I adore Sharpe, and have done since I was about nine. I’d like to say I was reading the books before the TV series began in 1993, but I think I actually started reading them just after the first two adaptations were shown. Dad had been a big fan of the novels for years, and had many of them on his bookshelves, for me to happily plunder.

(It’s an interesting experience being at Primary School and doing a reading-out-loud with a book when it contains words like “whore”...)

Sean Bean did a very good job, but for me this will always be what Richard Sharpe looks like. (This was the edition of this particular Sharpe novel that dad owned, and indeed owns still, and which I have read a few times now!)

Bernard Cornwell is a master of writing entertaining historical adventure fiction. The Sharpe novels are very much the Cadbury’s Crème Eggs of literature – they contain almost no nutritional value, but are immensely satisfying to consume. Tightly-written page-turners that, at their best, are as good as absolutely anything else you could ever hope to read. If I had to say I wanted to be like any writer, I think I might well pick Cornwell – successful, rich, highly-regarded and with a string of novels that are just bloody good fun and excellent reads.

The trouble is, I’ve never been entirely sure I’m much good at writing adventure fiction. I’ve tried it a few times, and wrote quite a large chunk of a novel called The Chronicles of Sir Cedric Black back in 2007. It told the story of an eighteenth century ghost hunter, and I was very excited about it at the time, but abandoned it when I felt I’d lost my way with it, and it had become stodgy and difficult.

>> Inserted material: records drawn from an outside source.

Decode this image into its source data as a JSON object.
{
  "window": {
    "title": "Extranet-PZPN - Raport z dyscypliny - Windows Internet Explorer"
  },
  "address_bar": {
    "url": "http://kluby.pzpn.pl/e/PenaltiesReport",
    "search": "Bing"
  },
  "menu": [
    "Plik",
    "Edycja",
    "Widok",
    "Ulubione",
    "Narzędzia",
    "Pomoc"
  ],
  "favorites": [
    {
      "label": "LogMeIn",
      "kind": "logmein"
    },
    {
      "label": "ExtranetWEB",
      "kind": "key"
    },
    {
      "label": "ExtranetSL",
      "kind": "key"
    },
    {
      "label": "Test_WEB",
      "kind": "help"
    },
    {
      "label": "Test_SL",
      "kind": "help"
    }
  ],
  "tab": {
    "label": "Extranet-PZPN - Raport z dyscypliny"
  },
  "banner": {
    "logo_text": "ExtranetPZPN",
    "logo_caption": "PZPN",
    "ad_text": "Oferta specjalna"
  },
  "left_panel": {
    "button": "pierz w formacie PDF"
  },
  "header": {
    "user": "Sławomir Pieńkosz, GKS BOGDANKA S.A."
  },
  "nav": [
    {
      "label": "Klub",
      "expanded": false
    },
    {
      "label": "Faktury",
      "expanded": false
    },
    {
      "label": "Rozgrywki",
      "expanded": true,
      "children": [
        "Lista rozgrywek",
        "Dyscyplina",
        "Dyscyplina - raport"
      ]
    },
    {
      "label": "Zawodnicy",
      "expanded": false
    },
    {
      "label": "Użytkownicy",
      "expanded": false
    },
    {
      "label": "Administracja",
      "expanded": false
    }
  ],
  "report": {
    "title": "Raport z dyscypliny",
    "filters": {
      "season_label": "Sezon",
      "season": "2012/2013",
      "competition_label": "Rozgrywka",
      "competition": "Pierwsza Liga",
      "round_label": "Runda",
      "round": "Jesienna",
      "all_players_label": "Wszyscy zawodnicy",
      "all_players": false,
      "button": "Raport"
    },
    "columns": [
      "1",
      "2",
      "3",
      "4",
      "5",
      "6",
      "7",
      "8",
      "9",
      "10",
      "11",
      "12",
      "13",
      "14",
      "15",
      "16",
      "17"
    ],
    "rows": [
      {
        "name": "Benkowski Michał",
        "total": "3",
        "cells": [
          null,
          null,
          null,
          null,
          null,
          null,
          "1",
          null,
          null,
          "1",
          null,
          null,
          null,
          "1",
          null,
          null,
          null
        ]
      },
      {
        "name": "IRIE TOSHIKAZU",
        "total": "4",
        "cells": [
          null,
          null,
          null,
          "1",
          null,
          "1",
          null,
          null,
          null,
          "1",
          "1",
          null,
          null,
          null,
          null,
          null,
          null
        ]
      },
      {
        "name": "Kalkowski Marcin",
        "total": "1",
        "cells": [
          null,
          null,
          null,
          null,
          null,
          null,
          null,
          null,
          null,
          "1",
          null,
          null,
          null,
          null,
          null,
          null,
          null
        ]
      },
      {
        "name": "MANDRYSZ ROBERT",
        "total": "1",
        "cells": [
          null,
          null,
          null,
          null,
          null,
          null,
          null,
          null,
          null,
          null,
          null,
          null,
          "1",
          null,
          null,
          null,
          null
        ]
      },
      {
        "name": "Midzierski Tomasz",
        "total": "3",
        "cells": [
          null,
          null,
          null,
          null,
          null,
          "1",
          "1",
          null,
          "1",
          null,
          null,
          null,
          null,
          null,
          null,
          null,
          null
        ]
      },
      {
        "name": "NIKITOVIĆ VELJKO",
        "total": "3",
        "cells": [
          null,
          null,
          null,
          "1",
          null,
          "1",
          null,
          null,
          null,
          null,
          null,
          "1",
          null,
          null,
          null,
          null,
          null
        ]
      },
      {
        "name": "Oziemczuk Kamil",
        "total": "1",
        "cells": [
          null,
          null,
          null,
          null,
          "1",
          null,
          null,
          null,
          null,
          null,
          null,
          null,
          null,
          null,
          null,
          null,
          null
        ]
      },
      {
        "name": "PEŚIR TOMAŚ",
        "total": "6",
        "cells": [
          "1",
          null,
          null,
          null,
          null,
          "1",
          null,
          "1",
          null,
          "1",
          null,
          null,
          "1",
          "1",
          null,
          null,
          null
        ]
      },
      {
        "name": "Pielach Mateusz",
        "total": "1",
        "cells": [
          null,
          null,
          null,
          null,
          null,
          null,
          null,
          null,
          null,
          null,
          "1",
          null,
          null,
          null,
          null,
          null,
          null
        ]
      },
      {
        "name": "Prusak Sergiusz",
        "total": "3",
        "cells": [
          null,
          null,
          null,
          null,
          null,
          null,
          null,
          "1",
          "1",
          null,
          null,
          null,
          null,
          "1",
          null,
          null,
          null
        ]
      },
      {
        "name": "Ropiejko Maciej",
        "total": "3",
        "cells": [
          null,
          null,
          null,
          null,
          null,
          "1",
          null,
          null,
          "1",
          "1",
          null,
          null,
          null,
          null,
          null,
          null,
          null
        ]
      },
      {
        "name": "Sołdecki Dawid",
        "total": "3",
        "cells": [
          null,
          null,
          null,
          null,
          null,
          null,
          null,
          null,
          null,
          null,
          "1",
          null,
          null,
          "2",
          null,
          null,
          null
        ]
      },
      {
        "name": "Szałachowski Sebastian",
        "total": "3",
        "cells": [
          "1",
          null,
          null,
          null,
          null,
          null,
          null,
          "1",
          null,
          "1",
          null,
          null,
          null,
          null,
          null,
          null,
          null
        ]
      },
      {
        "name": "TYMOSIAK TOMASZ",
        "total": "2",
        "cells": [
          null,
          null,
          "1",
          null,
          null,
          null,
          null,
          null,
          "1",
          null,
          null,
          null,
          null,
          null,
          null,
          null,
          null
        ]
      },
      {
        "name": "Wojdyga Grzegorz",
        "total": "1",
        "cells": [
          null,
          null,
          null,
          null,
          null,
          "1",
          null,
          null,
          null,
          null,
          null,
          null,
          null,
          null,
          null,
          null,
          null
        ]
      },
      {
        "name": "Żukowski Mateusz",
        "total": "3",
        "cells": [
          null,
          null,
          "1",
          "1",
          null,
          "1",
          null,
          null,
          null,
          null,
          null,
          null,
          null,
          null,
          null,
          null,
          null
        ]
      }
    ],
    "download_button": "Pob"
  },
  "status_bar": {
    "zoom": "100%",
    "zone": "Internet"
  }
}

However, last year I was having a look through some of it, and was struck by how... Well, how entertaining, I found it. Time and distance had made it feel like someone else’s writing, and some of the completed sections may actually be among the best stuff I’ve written. So perhaps I should give it another crack. I’m not sure whether I’d go back and finish The Chronicles of Sir Cedric Black, but maybe I should have a proper run at Time Engine.

But then there’s always the feeling I somehow should be writing something else. Something more... serious.

Because I’m never sure if I want to writing adventure stories of the Bernard Cornwell type, or something more... ‘literary’, I suppose you’d call it. And I do have another idea for a serious, real-world, contemporary fiction piece. A novel that, when I thought of the storyline idea for it back in February, I was literally bouncing up and down in excitement about it.

It’s called Another Life, and all I’ll say here – for fear of giving anything away! – is that it involves a woman who becomes a regular attendee at public health funerals. ‘Pauper’s funerals’, as they’re often called.

I told my colleague Emma about the storyline, and she said I should write it as it was the sort of thing she’d love to read. I told my friend Thordis about it, and she almost seemed to demand that I write it.

All well and good. But the problem is, I tried writing it earlier this year. Did over 20,000 words of it... And it was heartbreaking. The story I was so pleased with, the idea I was so convinced was a winner, turning to dreary mush at my fingertips.

That was one of two strands of Another Life. I am thinking of having a go at the second strand, and then trying to back and deal with the first again. But I don’t know... Another Life may be the stronger, more original, and possibly more rewarding idea... But Time Engine will almost certainly be the more fun to write.

So, Time Engine? Or Another Life? Or something else entirely...?

I’m not sure. Further pondering is required.